# Where are the SPOT?



## togman (Oct 12, 2003)

Anyone caught any Spot lately? Need some spot-heads to go drum fishing.


----------



## Gone Fishing (Jun 19, 2000)

I caught Spots at Lynnhaven Pier a couple weeks ago. Not sure if they're still there. Anybody fished that pier lately?


----------



## vbfdsooty (Aug 1, 2008)

Fished the pier last Friday evening. The spot were not there then and I have heard that it has been slow ever since. Good luck.


----------



## Dr. Bubba (Nov 9, 1999)

drum may have eaten em all....

I'd imagine this calm spell, with a low coming, could turn the spot bite on again.


----------



## lil red jeep (Aug 17, 2007)

I can tell you they were not at Sandbridge pier on Wednesday! Some folks did o.k. on them, but they were not overly abundant.


----------



## togman (Oct 12, 2003)

I think the last few weeks' strong winds blew them out of the bay & they are now history this year.


----------



## Gone Fishing (Jun 19, 2000)

I may give Lynnhaven Pier a shot this weekend. Hopefully the Spots return.


----------



## stuck on shore (Mar 28, 2005)

isn't it striper season already?


----------



## togman (Oct 12, 2003)

Oh yea, it is striper season, but nothing like a freezer full of Spots & the heads to cast in the surf.


----------



## Fish'n Phil (Nov 11, 2002)

There were plenty of spot in Lynnhaven Inlet last weekend.


----------



## ba0021 (May 23, 2007)

how are the spots doing at vb pier and jrbp, and ov pier


----------



## sand flea (Oct 24, 1999)

Kind of a crap year on spot, from what I heard. I was down on the northern OBX last week and didn't catch a single one.


----------



## AL_N_VB (Apr 3, 2002)

Think the water temps are still too warm. Did hear they's were chewin' at SB today.


----------



## dirtyhandslopez (Nov 17, 2006)

Flea, how was your trip?


----------



## basstardo (Jun 5, 2006)

sand flea said:


> Kind of a crap year on spot, from what I heard. I was down on the northern OBX last week and didn't catch a single one.

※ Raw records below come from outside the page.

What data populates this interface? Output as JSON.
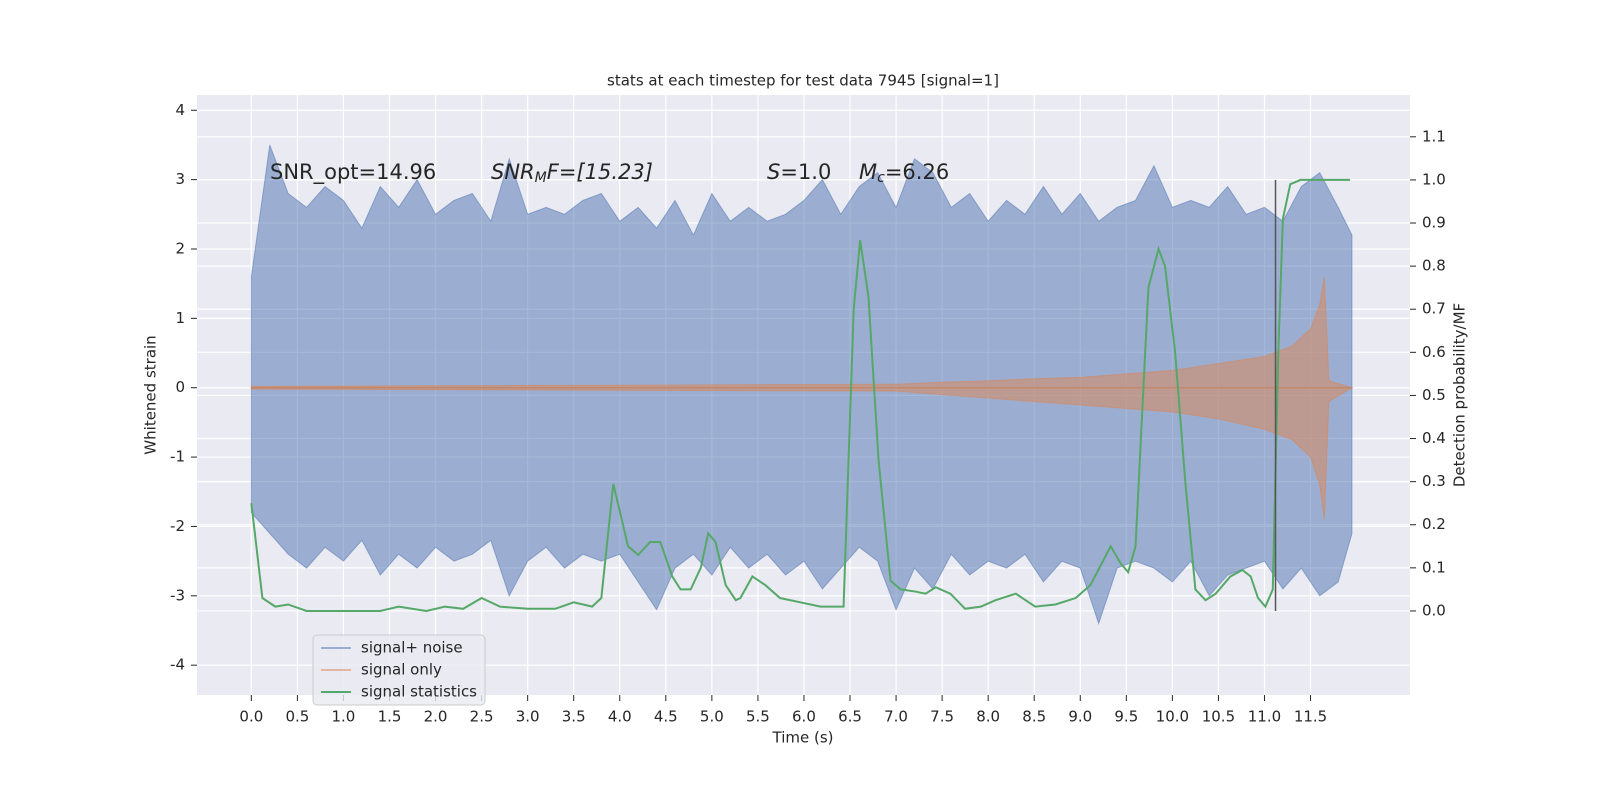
{
  "chart_data": {
    "type": "line",
    "title": "stats at each timestep for test data 7945 [signal=1]",
    "xlabel": "Time (s)",
    "ylabel": "Whitened strain",
    "y2label": "Detection probability/MF",
    "xlim": [
      -0.59,
      12.58
    ],
    "ylim": [
      -4.43,
      4.22
    ],
    "y2lim": [
      -0.195,
      1.197
    ],
    "xticks": [
      {
        "value": 0,
        "label": "0.0"
      },
      0.5,
      {
        "value": 1,
        "label": "1.0"
      },
      1.5,
      {
        "value": 2,
        "label": "2.0"
      },
      2.5,
      {
        "value": 3,
        "label": "3.0"
      },
      3.5,
      {
        "value": 4,
        "label": "4.0"
      },
      4.5,
      {
        "value": 5,
        "label": "5.0"
      },
      5.5,
      {
        "value": 6,
        "label": "6.0"
      },
      6.5,
      {
        "value": 7,
        "label": "7.0"
      },
      7.5,
      {
        "value": 8,
        "label": "8.0"
      },
      8.5,
      {
        "value": 9,
        "label": "9.0"
      },
      9.5,
      {
        "value": 10,
        "label": "10.0"
      },
      10.5,
      {
        "value": 11,
        "label": "11.0"
      },
      11.5
    ],
    "yticks": [
      -4,
      -3,
      -2,
      -1,
      0,
      1,
      2,
      3,
      4
    ],
    "y2ticks": [
      {
        "value": 0,
        "label": "0.0"
      },
      0.1,
      0.2,
      0.3,
      0.4,
      0.5,
      0.6,
      0.7,
      0.8,
      0.9,
      {
        "value": 1,
        "label": "1.0"
      },
      1.1
    ],
    "grid": true,
    "legend": "lower left",
    "annotations": [
      {
        "main": "SNR_opt=14.96"
      },
      {
        "main": "SNR",
        "sub": "M",
        "rest": "F=[15.23]"
      },
      {
        "main": "S",
        "rest": "=1.0"
      },
      {
        "main": "M",
        "sub": "c",
        "rest": "=6.26"
      }
    ],
    "vline": {
      "x": 11.12,
      "ymin": 0,
      "ymax": 1,
      "axis": "y2",
      "color": "#555555"
    },
    "series": [
      {
        "name": "signal+ noise",
        "color": "#4c72b0",
        "x": [
          0,
          0.2,
          0.4,
          0.6,
          0.8,
          1.0,
          1.2,
          1.4,
          1.6,
          1.8,
          2.0,
          2.2,
          2.4,
          2.6,
          2.8,
          3.0,
          3.2,
          3.4,
          3.6,
          3.8,
          4.0,
          4.2,
          4.4,
          4.6,
          4.8,
          5.0,
          5.2,
          5.4,
          5.6,
          5.8,
          6.0,
          6.2,
          6.4,
          6.6,
          6.8,
          7.0,
          7.2,
          7.4,
          7.6,
          7.8,
          8.0,
          8.2,
          8.4,
          8.6,
          8.8,
          9.0,
          9.2,
          9.4,
          9.6,
          9.8,
          10.0,
          10.2,
          10.4,
          10.6,
          10.8,
          11.0,
          11.2,
          11.4,
          11.6,
          11.8,
          11.95
        ],
        "upper": [
          1.6,
          3.5,
          2.8,
          2.6,
          2.9,
          2.7,
          2.3,
          2.9,
          2.6,
          3.0,
          2.5,
          2.7,
          2.8,
          2.4,
          3.3,
          2.5,
          2.6,
          2.5,
          2.7,
          2.8,
          2.4,
          2.6,
          2.3,
          2.7,
          2.2,
          2.8,
          2.4,
          2.6,
          2.4,
          2.5,
          2.7,
          3.0,
          2.5,
          2.9,
          3.1,
          2.6,
          3.3,
          3.1,
          2.6,
          2.8,
          2.4,
          2.7,
          2.5,
          2.9,
          2.5,
          2.8,
          2.4,
          2.6,
          2.7,
          3.2,
          2.6,
          2.7,
          2.6,
          2.9,
          2.5,
          2.6,
          2.4,
          2.9,
          3.1,
          2.6,
          2.2
        ],
        "lower": [
          -1.8,
          -2.1,
          -2.4,
          -2.6,
          -2.3,
          -2.5,
          -2.2,
          -2.7,
          -2.4,
          -2.6,
          -2.3,
          -2.5,
          -2.4,
          -2.2,
          -3.0,
          -2.5,
          -2.3,
          -2.6,
          -2.4,
          -2.5,
          -2.4,
          -2.8,
          -3.2,
          -2.6,
          -2.4,
          -2.7,
          -2.3,
          -2.6,
          -2.4,
          -2.7,
          -2.5,
          -2.9,
          -2.6,
          -2.3,
          -2.5,
          -3.2,
          -2.6,
          -2.9,
          -2.4,
          -2.7,
          -2.5,
          -2.6,
          -2.4,
          -2.8,
          -2.5,
          -2.6,
          -3.4,
          -2.6,
          -2.5,
          -2.6,
          -2.8,
          -2.5,
          -3.0,
          -2.7,
          -2.6,
          -2.5,
          -2.9,
          -2.6,
          -3.0,
          -2.8,
          -2.1
        ]
      },
      {
        "name": "signal only",
        "color": "#dd8452",
        "x": [
          0,
          7.0,
          7.5,
          8.0,
          8.5,
          9.0,
          9.5,
          10.0,
          10.5,
          11.0,
          11.3,
          11.5,
          11.6,
          11.65,
          11.7,
          11.95
        ],
        "upper": [
          0.02,
          0.05,
          0.08,
          0.1,
          0.13,
          0.15,
          0.2,
          0.25,
          0.35,
          0.45,
          0.6,
          0.85,
          1.2,
          1.6,
          0.1,
          0
        ],
        "lower": [
          -0.02,
          -0.05,
          -0.1,
          -0.15,
          -0.2,
          -0.25,
          -0.3,
          -0.35,
          -0.45,
          -0.6,
          -0.75,
          -1.0,
          -1.4,
          -1.9,
          -0.2,
          0
        ]
      },
      {
        "name": "signal statistics",
        "color": "#55a868",
        "axis": "y2",
        "x": [
          0,
          0.12,
          0.26,
          0.4,
          0.6,
          1.0,
          1.4,
          1.6,
          1.9,
          2.1,
          2.3,
          2.5,
          2.7,
          3.0,
          3.3,
          3.5,
          3.7,
          3.8,
          3.93,
          4.09,
          4.2,
          4.33,
          4.44,
          4.57,
          4.66,
          4.77,
          4.88,
          4.96,
          5.04,
          5.15,
          5.26,
          5.31,
          5.44,
          5.58,
          5.74,
          5.96,
          6.18,
          6.43,
          6.54,
          6.61,
          6.7,
          6.81,
          6.94,
          7.05,
          7.21,
          7.32,
          7.43,
          7.59,
          7.75,
          7.92,
          8.08,
          8.3,
          8.51,
          8.73,
          8.95,
          9.11,
          9.33,
          9.44,
          9.52,
          9.6,
          9.74,
          9.85,
          9.92,
          10.03,
          10.14,
          10.25,
          10.36,
          10.47,
          10.63,
          10.76,
          10.85,
          10.93,
          11.01,
          11.09,
          11.15,
          11.2,
          11.28,
          11.39,
          11.93
        ],
        "values": [
          0.25,
          0.03,
          0.01,
          0.015,
          0.0,
          0.0,
          0.0,
          0.01,
          0.0,
          0.01,
          0.005,
          0.03,
          0.01,
          0.005,
          0.005,
          0.02,
          0.01,
          0.03,
          0.295,
          0.15,
          0.13,
          0.16,
          0.16,
          0.08,
          0.05,
          0.05,
          0.1,
          0.18,
          0.16,
          0.06,
          0.025,
          0.03,
          0.08,
          0.06,
          0.03,
          0.02,
          0.01,
          0.01,
          0.7,
          0.86,
          0.73,
          0.35,
          0.07,
          0.05,
          0.045,
          0.04,
          0.055,
          0.04,
          0.005,
          0.01,
          0.025,
          0.04,
          0.01,
          0.015,
          0.03,
          0.06,
          0.15,
          0.11,
          0.09,
          0.15,
          0.75,
          0.84,
          0.8,
          0.6,
          0.3,
          0.05,
          0.025,
          0.04,
          0.08,
          0.095,
          0.08,
          0.03,
          0.01,
          0.05,
          0.6,
          0.91,
          0.99,
          1.0,
          1.0
        ]
      }
    ]
  }
}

Teo castnetted quite a few of them right in the wash. They were there, but I couldn't catch them either.


----------



## glen721 (Jul 25, 2004)

Went to Lynnhaven Pier today with the intention of catching puppy drum. Tried it for a couple of hours with only two throwbacks. Heard they were catching spot further down the pier so decided to pack it up and go for the spot. Caught a dozen in an hour and than I went home.


----------



## Fishman (Apr 23, 2000)

From some of the reports Im hearing the spots are still up in the northern rivers. But it has been a slow season so far.


----------



## Dyhard (Oct 24, 2002)

Spot?
We ate some and froze some last night from the Lynnhaven. Nice and yellow Yum Yum.
Kept plenty heads for Red Drum and Strippers.


----------



## waylon (Nov 1, 2007)

*Fall Spot Run*

OK guys, where is the Spot Run going to be this year? What is going to be the bait of choice & how many citations will be awarded?


----------



## Out Sick (May 27, 2006)

Word on the street is they are still cathcing plenty at the MMBTon the Hampton Side and nice sized fish as well by boat. Don't know how people have done at the Petersons pier or you may have some luck at that other ghetto pier thats right beside the tude. 

Ben


----------



## sand flea (Oct 24, 1999)

dirtyhandslopez said:


> Flea, how was your trip?


Nice to get away, but it was all biters and pups. The run didn't get rolling until a few days after I left (of course).


----------



## LiteTackleChamp (Jul 29, 2005)

theres plenty of spots down here in sc today, please come get them and take them back home pleasee


----------



## LiteTackleChamp (Jul 29, 2005)

but you must bring larger croaker in exchange


----------



## waylon (Nov 1, 2007)

Well if they are in SC now, then they have all moved out????


----------



## waylon (Nov 1, 2007)

Newspaper says they are in the York River.


----------



## b_eazy83 (Aug 8, 2008)

They were at OVP this morning  Biggest spot I've seen this year and plenty of em!!! 


:fishing:


----------



## vbraider (Apr 23, 2008)

caught lots of spot off the beach at 78th st thursday


----------



## togman (Oct 12, 2003)

Well, the newspaper just about summed up this fall's Spot run as non-existant. I guess they swam on past & out to sea?


----------